When we replaced our NetApp filer cluster with a RHEL-based NFS cluster, we ran into a few surprises.
On our filer, we exported a mount point to most of our hosts as read-only. A select group of clients are able to mount that same export as read-write. We also had a second mount point that was read-write for all hosts.
This was not possible with our Linux-based NFS server. We could not have different export options for directories on the same filesystem. This was disappointing, but we were able to work around it.
acpid and fencing
Fencing refers to one node in a cluster isolating another node. When the secondary node needs to pick up the NFS service due to a malfunction of the primary, you don’t want the primary to continue reading and writing to the disk array. So RedHat Custer provides mechanisms for the secondary node to fence the primary. In our case, we’re using IPMI as the fencing mechanism. The secondary will issue an IPMI power off command to the primary, which should shut it down hard, the equivalent of pulling the power out of the primary.
We found that when the secondary would try to fence the primary, the primary would go down, but it would come back up, more like a soft reset than a hard power off.
The culprit? acpid. When we turned off this service, the IPMI commands worked as expected.
Low default number of NFS processes
RHEL defaults to 8 NFSd processes. We need our server to handle about 30-40 clients. We bumped up the number of processes to 32 by editing /etc/sysconfig/NFS to set RPCNFSDCOUNT=32.

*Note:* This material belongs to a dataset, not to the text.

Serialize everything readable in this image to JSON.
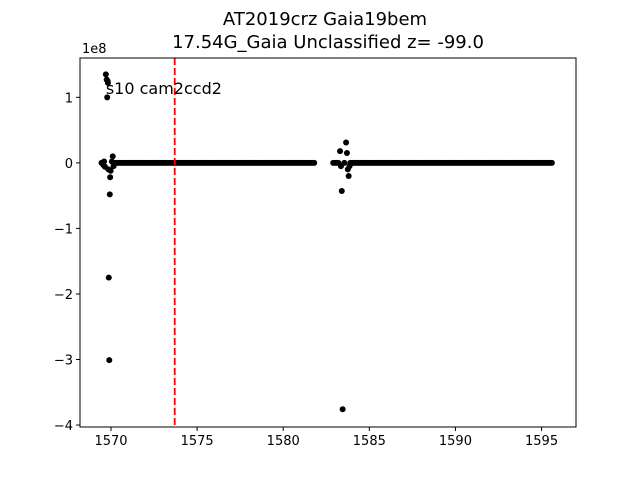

This was a huge problem for us. Our NFS server was chugging along just fine, when we tried to do an rsync of the entire volume from our production server to our backup server. We had the two machines on the same switch (1Gbps). As soon as the rsync process started sending data, the server stopped serving NFS data — all the connected clients hung trying to read data. We killed the rsync process, and the system became responsive within about 30 seconds.
We later repeated the experiment using ‘cp’ instead of ‘rsync’. After a while, we saw the same thing — the server stopped sending NFS data.

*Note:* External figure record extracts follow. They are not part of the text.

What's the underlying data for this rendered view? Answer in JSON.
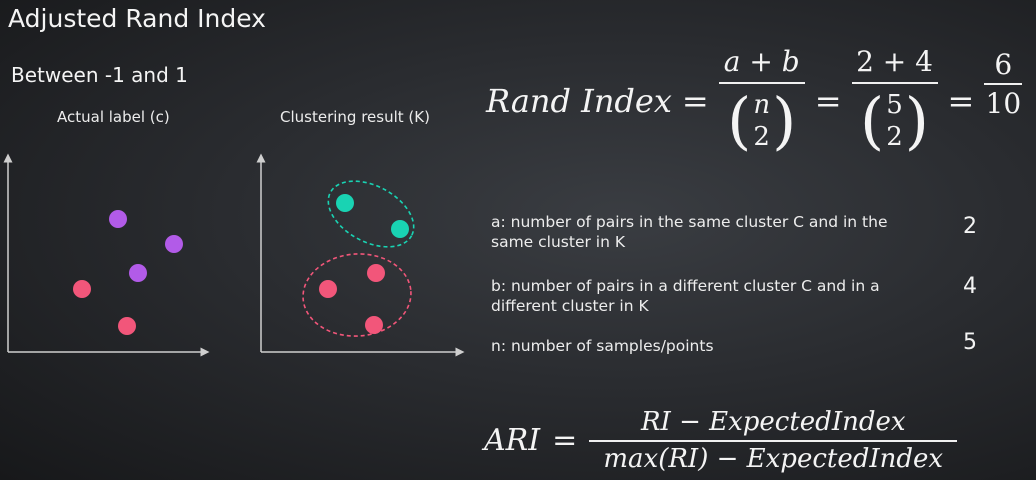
{
  "title": "Adjusted Rand Index",
  "subtitle": "Between -1 and 1",
  "plots": {
    "actual_label": "Actual label (c)",
    "clustering_label": "Clustering result (K)"
  },
  "rand_index": {
    "lhs": "Rand Index",
    "eq": "=",
    "num1": "a + b",
    "binom_top1": "n",
    "binom_bot1": "2",
    "num2": "2 + 4",
    "binom_top2": "5",
    "binom_bot2": "2",
    "num3": "6",
    "den3": "10"
  },
  "definitions": [
    {
      "text": "a: number of pairs in the same cluster C and in the same cluster in K",
      "value": "2"
    },
    {
      "text": "b: number of pairs in a different cluster C and in a different cluster in K",
      "value": "4"
    },
    {
      "text": "n: number of samples/points",
      "value": "5"
    }
  ],
  "ari": {
    "lhs": "ARI",
    "eq": "=",
    "numerator": "RI − ExpectedIndex",
    "denominator": "max(RI) − ExpectedIndex"
  },
  "colors": {
    "purple": "#b25be8",
    "pink": "#f2567a",
    "teal": "#19d3b3",
    "axis": "#cfcfcf"
  }
}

On the advice of a Penguin engineer, we went into our switch management interface and turned off flow control on the NFS server’s switch ports.
Once we did that, we were able to run our rsync smoothly. We saw that we were pushing about 480Mbps during the rsync — that’s a ton of data any way you slice it, so it’s not hard to imagine that flow control might have kicked in at those data rates.
By default, linux filesystems will record the last access time of every file that is read. This means that you’re writing back to the file server every time you read a file over NFS. For a system that is very read-heavy and does not need accurate atime values, this leads to a lot of unnecessary writing, which will incur a big performance cost.
To keep the NFS client from sending atime updates back to the NFS server, you specify noatime and nodiratime in the /etc/fstab mount options.
One thing that might not be so obvious is that your NFS server will need these options specified when it mounts the local volume that it will be serving. Otherwise, you won’t get the full benefit of the optimization — you’ll eliminate the atime updates between NFS client and server, but the server will still be processing all the atime updates to disk, which will cut into your throughput.
Caching of file attributes
The NFS specification allows clients to cache file attributes (like owner, modified time, etc.) for short periods of time. That means that not all your clients will see changes that are made to a file at exactly the same time. Generally, though, they will all see the changes with a few seconds (maybe 30 seconds max).
But what we saw was much worse — we saw clients reading stale data for 60 minutes or more. This seems to stem from a bug in the Linux NFS implementation where if you write to a file in one directory and then move it into another directory on top of an older file with the same name, the client will never see the changes made to the file.
We had structured an application to build a set of files in a working directory, and then when they were all built, quickly move them into the live directory (we did this because it takes a while to write all the files, and we didn’t want clients seeing a partially written set of files). We obviously had to refactor the way this application did its file writing.